The young man stopped speaking and sank into his chair, looking very much like a deer in the headlights of an oncoming vehicle.
“You don’t have to explain yourself, David,” Niles said, looking at his son, “I’m just…”
“I know you’re probably disappointed that I don’t want to be a psychologist. That I’m not going to Yale.”
“You want to be a chef?”
David couldn’t meet his father’s eyes, “I do.”
Niles sighed and, when David looked up at his father, he saw a warm smile on his face.
“Dad?”
Before he had a chance to think about anything else, he was wrapped in his father’s warm embrace.
“I’m so proud of you, son,” Niles said, voice quiet but steady.
David clung to his father and felt tears escaping his eyes, “Really?”
“Oh god, yes,” Niles said, “More than you can imagine.”
“Even though I’m not going to Yale?”
Niles pulled away from the embrace and instead gently placed a palm on either side of his son’s face, holding David’s eyes with his own, “What your job is, where you go to school, none of that matters to me. What matters to me, David Martin Crane, is that you are happy. That you feel fulfilled. And that you chase down your dreams, whatever they may be.”
David sniffled, “Dad.”
“Hey, now, none of that,” Niles said with a smile that belied the tears in his own eyes. He used his thumbs to wipe the tears from David’s face.

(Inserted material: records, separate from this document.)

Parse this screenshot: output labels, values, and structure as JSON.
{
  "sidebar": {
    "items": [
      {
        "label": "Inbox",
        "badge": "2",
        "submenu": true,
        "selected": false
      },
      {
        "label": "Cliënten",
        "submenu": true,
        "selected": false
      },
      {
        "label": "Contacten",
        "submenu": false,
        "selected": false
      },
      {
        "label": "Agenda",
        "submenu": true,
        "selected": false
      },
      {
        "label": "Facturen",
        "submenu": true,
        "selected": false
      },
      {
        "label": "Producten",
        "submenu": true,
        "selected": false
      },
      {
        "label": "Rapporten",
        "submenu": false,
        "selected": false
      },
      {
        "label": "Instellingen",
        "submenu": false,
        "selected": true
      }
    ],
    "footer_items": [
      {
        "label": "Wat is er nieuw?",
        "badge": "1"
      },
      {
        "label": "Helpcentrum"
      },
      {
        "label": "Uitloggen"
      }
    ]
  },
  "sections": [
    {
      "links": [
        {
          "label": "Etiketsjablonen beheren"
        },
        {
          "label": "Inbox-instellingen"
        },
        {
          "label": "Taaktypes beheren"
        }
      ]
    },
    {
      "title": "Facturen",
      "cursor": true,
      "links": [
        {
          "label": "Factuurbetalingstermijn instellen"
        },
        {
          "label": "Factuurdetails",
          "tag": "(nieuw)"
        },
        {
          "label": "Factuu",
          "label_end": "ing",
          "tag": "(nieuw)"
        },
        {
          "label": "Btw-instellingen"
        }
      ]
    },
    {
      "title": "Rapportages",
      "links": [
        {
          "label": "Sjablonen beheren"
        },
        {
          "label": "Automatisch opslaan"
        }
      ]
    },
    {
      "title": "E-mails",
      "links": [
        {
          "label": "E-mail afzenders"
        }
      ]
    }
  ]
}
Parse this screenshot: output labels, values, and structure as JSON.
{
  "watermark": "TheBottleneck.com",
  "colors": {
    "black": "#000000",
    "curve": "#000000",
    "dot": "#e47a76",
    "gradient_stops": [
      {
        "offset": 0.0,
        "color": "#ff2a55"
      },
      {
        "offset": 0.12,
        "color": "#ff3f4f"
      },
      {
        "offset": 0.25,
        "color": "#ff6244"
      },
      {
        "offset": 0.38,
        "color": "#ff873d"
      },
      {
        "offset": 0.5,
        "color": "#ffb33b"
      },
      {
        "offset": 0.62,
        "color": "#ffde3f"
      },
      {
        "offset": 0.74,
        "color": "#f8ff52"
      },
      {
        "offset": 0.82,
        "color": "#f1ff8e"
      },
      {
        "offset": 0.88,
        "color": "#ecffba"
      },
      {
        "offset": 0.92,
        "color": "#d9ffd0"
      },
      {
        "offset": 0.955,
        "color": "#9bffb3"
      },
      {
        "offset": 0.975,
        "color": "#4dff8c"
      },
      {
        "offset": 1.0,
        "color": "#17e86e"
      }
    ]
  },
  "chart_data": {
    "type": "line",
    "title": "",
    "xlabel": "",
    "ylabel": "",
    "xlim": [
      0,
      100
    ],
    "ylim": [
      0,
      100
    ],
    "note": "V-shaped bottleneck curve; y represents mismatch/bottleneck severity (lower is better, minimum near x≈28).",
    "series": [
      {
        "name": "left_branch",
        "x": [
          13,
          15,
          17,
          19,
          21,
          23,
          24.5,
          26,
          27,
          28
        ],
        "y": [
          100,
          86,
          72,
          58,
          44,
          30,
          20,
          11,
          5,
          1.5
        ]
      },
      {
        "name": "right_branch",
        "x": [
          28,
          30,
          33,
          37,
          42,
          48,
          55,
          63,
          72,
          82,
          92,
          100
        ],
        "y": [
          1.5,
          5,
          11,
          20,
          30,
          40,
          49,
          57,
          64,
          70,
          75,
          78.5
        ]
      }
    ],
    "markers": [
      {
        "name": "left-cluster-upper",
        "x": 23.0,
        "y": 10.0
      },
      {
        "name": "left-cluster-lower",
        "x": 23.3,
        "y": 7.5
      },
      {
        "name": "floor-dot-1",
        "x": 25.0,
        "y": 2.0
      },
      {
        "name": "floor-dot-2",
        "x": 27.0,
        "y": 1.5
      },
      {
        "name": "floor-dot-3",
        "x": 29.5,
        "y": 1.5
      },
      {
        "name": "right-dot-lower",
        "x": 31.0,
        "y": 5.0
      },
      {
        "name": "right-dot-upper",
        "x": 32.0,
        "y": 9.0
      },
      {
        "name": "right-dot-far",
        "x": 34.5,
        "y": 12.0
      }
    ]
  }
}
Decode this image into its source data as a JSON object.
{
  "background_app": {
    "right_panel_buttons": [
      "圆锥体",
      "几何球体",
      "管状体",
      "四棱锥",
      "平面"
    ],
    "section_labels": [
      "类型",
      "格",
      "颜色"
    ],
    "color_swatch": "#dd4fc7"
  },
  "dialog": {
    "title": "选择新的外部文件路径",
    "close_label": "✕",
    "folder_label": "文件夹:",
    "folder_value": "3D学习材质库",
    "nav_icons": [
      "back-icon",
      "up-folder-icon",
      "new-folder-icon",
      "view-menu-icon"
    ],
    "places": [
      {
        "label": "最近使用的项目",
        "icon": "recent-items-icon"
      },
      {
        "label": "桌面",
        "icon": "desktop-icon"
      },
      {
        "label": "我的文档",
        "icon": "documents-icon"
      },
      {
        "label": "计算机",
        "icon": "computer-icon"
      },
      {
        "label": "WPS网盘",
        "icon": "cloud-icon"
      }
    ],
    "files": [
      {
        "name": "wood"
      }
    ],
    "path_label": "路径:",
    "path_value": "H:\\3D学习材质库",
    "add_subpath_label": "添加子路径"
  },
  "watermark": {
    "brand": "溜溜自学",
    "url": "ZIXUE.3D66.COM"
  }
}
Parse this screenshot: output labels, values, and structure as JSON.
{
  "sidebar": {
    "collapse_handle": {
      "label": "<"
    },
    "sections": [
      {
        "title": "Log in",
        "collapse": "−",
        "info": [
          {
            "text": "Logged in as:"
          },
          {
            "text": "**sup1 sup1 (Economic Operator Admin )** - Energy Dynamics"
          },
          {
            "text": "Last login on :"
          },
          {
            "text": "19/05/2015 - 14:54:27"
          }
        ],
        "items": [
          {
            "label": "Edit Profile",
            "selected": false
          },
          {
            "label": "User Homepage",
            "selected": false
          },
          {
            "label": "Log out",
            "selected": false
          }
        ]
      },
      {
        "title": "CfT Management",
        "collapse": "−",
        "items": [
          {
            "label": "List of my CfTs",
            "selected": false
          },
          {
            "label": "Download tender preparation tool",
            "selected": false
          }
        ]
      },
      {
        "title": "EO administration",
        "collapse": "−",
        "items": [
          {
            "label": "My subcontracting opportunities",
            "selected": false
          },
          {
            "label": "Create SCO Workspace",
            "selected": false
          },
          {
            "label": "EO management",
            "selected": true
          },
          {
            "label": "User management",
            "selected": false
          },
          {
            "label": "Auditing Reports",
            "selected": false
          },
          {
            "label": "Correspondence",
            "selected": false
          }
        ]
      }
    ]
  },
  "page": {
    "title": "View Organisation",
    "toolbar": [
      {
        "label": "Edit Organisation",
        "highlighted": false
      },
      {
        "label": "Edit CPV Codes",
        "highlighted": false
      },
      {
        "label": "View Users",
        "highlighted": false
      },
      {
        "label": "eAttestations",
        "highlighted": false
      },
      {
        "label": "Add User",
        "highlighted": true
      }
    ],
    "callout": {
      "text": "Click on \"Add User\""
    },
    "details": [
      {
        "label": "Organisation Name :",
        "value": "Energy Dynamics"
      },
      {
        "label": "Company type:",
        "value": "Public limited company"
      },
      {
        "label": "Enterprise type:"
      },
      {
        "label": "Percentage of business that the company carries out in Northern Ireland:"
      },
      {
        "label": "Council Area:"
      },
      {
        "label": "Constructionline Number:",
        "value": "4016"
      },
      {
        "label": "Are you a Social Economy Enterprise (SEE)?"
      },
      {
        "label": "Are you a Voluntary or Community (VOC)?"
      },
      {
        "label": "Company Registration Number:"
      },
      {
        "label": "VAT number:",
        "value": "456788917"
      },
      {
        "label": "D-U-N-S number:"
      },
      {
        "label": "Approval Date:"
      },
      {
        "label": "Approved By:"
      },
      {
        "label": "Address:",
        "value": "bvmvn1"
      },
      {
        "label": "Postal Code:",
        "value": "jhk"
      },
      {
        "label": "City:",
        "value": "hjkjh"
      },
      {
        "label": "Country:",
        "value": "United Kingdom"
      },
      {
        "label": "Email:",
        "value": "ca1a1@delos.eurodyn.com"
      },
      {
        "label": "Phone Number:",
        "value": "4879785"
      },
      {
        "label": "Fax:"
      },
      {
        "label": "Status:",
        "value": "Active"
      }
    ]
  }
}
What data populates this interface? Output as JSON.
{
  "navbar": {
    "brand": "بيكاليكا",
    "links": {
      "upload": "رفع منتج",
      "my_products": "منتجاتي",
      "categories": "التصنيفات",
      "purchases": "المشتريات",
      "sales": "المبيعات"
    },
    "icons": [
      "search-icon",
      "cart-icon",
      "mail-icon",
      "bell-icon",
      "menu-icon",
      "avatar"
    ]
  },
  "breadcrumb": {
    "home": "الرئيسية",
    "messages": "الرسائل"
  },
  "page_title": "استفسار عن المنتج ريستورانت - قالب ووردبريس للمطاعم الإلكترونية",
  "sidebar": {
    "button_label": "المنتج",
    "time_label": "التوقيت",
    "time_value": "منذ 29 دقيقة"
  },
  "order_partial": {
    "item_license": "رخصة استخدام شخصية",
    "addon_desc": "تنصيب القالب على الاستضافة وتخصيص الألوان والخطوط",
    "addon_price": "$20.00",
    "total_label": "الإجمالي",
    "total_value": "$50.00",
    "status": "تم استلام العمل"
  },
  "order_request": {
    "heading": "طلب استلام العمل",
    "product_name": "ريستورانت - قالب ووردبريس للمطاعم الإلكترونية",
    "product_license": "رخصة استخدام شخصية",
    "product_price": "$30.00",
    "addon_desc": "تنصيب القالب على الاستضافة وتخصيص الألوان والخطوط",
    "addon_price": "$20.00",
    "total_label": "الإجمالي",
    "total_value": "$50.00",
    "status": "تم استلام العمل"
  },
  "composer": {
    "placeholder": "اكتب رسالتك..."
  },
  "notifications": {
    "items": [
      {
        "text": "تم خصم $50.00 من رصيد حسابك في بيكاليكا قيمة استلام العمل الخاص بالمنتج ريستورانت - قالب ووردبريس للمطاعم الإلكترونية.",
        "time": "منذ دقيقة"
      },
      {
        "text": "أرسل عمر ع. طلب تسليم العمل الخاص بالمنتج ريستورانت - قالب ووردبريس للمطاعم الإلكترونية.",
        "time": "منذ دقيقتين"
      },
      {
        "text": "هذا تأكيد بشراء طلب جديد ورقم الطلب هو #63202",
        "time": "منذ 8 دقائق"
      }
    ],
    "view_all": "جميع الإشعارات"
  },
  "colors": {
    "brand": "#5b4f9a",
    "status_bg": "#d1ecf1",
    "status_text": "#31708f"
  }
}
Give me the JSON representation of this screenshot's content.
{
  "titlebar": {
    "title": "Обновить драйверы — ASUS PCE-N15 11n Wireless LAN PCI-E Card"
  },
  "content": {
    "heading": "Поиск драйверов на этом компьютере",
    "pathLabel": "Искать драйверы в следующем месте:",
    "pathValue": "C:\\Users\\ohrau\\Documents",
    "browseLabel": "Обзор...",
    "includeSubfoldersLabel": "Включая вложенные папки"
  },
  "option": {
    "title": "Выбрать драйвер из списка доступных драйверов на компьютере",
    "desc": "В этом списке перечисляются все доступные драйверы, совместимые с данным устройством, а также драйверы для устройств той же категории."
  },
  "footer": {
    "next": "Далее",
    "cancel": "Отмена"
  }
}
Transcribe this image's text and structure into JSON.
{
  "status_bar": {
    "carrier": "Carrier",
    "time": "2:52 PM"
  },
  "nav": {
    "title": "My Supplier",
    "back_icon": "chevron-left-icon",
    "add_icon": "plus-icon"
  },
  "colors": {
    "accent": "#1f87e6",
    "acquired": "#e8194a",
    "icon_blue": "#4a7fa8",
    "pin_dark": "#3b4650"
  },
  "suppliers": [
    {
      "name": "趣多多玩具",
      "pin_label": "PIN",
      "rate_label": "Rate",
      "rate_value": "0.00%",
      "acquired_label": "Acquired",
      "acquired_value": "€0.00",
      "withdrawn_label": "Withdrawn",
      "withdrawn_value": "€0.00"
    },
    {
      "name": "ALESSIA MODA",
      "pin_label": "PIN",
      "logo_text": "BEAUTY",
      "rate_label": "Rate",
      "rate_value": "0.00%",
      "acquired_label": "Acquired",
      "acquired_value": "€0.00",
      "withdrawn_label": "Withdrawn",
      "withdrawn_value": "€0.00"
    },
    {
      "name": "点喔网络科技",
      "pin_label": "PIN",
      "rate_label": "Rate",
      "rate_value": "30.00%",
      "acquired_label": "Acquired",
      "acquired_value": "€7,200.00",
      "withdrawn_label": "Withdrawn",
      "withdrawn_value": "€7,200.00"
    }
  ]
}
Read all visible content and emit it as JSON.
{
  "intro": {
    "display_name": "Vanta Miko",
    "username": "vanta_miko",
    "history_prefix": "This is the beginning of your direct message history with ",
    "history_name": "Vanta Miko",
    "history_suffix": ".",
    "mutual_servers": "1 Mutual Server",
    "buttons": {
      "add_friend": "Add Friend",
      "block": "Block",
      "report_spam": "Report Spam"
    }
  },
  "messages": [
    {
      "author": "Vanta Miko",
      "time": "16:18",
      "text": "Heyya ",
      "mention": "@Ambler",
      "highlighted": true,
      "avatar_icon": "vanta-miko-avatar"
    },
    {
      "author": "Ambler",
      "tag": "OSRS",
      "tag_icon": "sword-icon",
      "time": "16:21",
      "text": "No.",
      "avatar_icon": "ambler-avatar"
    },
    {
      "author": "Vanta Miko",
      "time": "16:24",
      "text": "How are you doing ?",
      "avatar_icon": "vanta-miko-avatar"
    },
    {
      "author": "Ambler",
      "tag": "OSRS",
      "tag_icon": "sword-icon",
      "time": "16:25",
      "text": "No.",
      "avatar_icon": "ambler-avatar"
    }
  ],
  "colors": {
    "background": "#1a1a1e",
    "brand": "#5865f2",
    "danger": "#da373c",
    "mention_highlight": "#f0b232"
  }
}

“I just have one caveat,” his father said.
David looked at him, with worry in his eyes.
“You’ll cater my dinner parties,” Niles joked.
David laughed, “Dad.”
“I mean, if my son is a famous chef…”
“Dad .”
“Seriously, though, the duck à l'orange tonight was exquisite .”
“Really ?”
“I never lie about French cuisine, son.”
David cracked a smile, “Thanks, Dad.”
Niles gave his son a little hug, “I love you, son.”
“Love you, too, Dad.”
Chapter 2: The Youngest
Chapter Text
“Niles, have you seen this?” Daphne asked, walking into her husband’s office with some sort of clothing in her hands.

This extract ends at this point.